By the end of this design exercise, it became clear to me. The executable wasn't just a helper for DSC – it could fully define and implement the resource itself. That means the executable controls the operations, handles the input and output, and returns meaningful exit codes. All in one place.

The pull request moment

After the design exercise, I was exploding of excitement. But there was a practical challenge. I'm far from a Go programmer. I know my way around PowerShell and a little Python, but Databricks' CLI is written in Go.

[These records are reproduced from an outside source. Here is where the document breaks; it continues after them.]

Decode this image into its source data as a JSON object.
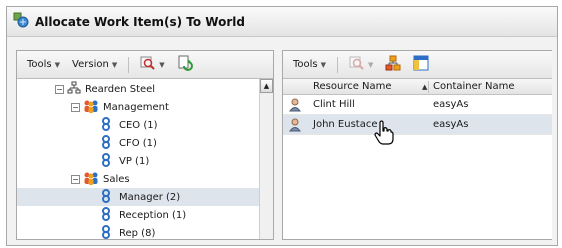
{
  "window": {
    "title": "Allocate Work Item(s) To World"
  },
  "left_panel": {
    "toolbar": {
      "tools_label": "Tools",
      "version_label": "Version"
    },
    "tree": [
      {
        "label": "Rearden Steel",
        "icon": "org-chart-icon",
        "expander": "minus",
        "level": 0
      },
      {
        "label": "Management",
        "icon": "group-icon",
        "expander": "minus",
        "level": 1
      },
      {
        "label": "CEO  (1)",
        "icon": "role-icon",
        "level": 2
      },
      {
        "label": "CFO  (1)",
        "icon": "role-icon",
        "level": 2
      },
      {
        "label": "VP  (1)",
        "icon": "role-icon",
        "level": 2
      },
      {
        "label": "Sales",
        "icon": "group-icon",
        "expander": "minus",
        "level": 1
      },
      {
        "label": "Manager  (2)",
        "icon": "role-icon",
        "level": 2,
        "selected": true
      },
      {
        "label": "Reception  (1)",
        "icon": "role-icon",
        "level": 2
      },
      {
        "label": "Rep  (8)",
        "icon": "role-icon",
        "level": 2
      }
    ]
  },
  "right_panel": {
    "toolbar": {
      "tools_label": "Tools"
    },
    "columns": {
      "resource": "Resource Name",
      "container": "Container Name"
    },
    "rows": [
      {
        "resource": "Clint Hill",
        "container": "easyAs",
        "selected": false
      },
      {
        "resource": "John Eustace",
        "container": "easyAs",
        "selected": true
      }
    ]
  },
  "colors": {
    "selection": "#dde4ec",
    "accent_orange": "#f0a020",
    "accent_blue": "#2d6fc4"
  }
}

I leaned heavily on AI tools to help generate and boilerplate the design. The AI couldn't fully write the story for me. I still had to design the operations and try to understand the patterns. Eventually, I was able to teach it how the JSON input should flow, how to output JSON, and how to generate the contracts (JSON Schema).

Once I was able to implement the Databricks.DSC/Users and Databricks.DSC/Secrets resource, I tested it with DSC. That would now look like:

# Secret
dsc resource get --resource Databricks/Secret --input '{"scope":"my-scope","key":"my-key"}'

# SecretScope
dsc resource get --resource Databricks/SecretScope --input '{"scope":"my-scope"}'

# SecretAcl
dsc resource get --resource Databricks/SecretAcl --input '{"scope":"my-scope", "principal":"users"}'

Did it work? Of course it did.

Figure 1: Calling get on SecretScope

And now it was time to take it to the next step. That little nerve-racking one: open up a pull request on the Databricks CLI GitHub repository. Why was it nerve-racking, even though I have opened up more than 100+ pull requests on the DSC project? Well, my code now sits there, publicly available for everyone to see. I have no control over it. I don't know if it is going to be accepted, and it's an experimental, AI-assisted DSC integration put into the hands of the maintainers.

And now... we wait.

Will it get merged?

I never know. All I could do is wait. But there was also time to reflect. Since 2024, I've been actively involved in open source projects, and it has taught me two things for sure.

The first one is patience. Open source always moves on its own timeline (and priority). A pull request doesn't merge because I want it to. It only merges when it's ready and understood by others. Learning to let go of this is sometimes hard because you (and I) have spent enough time working on it.

The second thing is that contributions are seeds for ideas. These ideas grow into something bigger, or they fade into the abyss. But nine out of ten times it starts a conversation. And that conversation explores more possibilities and sees if it is going to stick.

The good thing? Even if this particular PR never gets merged, it has already done one job for me: it pushed my boundaries of what I thought was possible. And it taught me a little Go if I was glancing at it.

That brings me to a final punch line:

"In open source, the journey is just as valuable as the merge."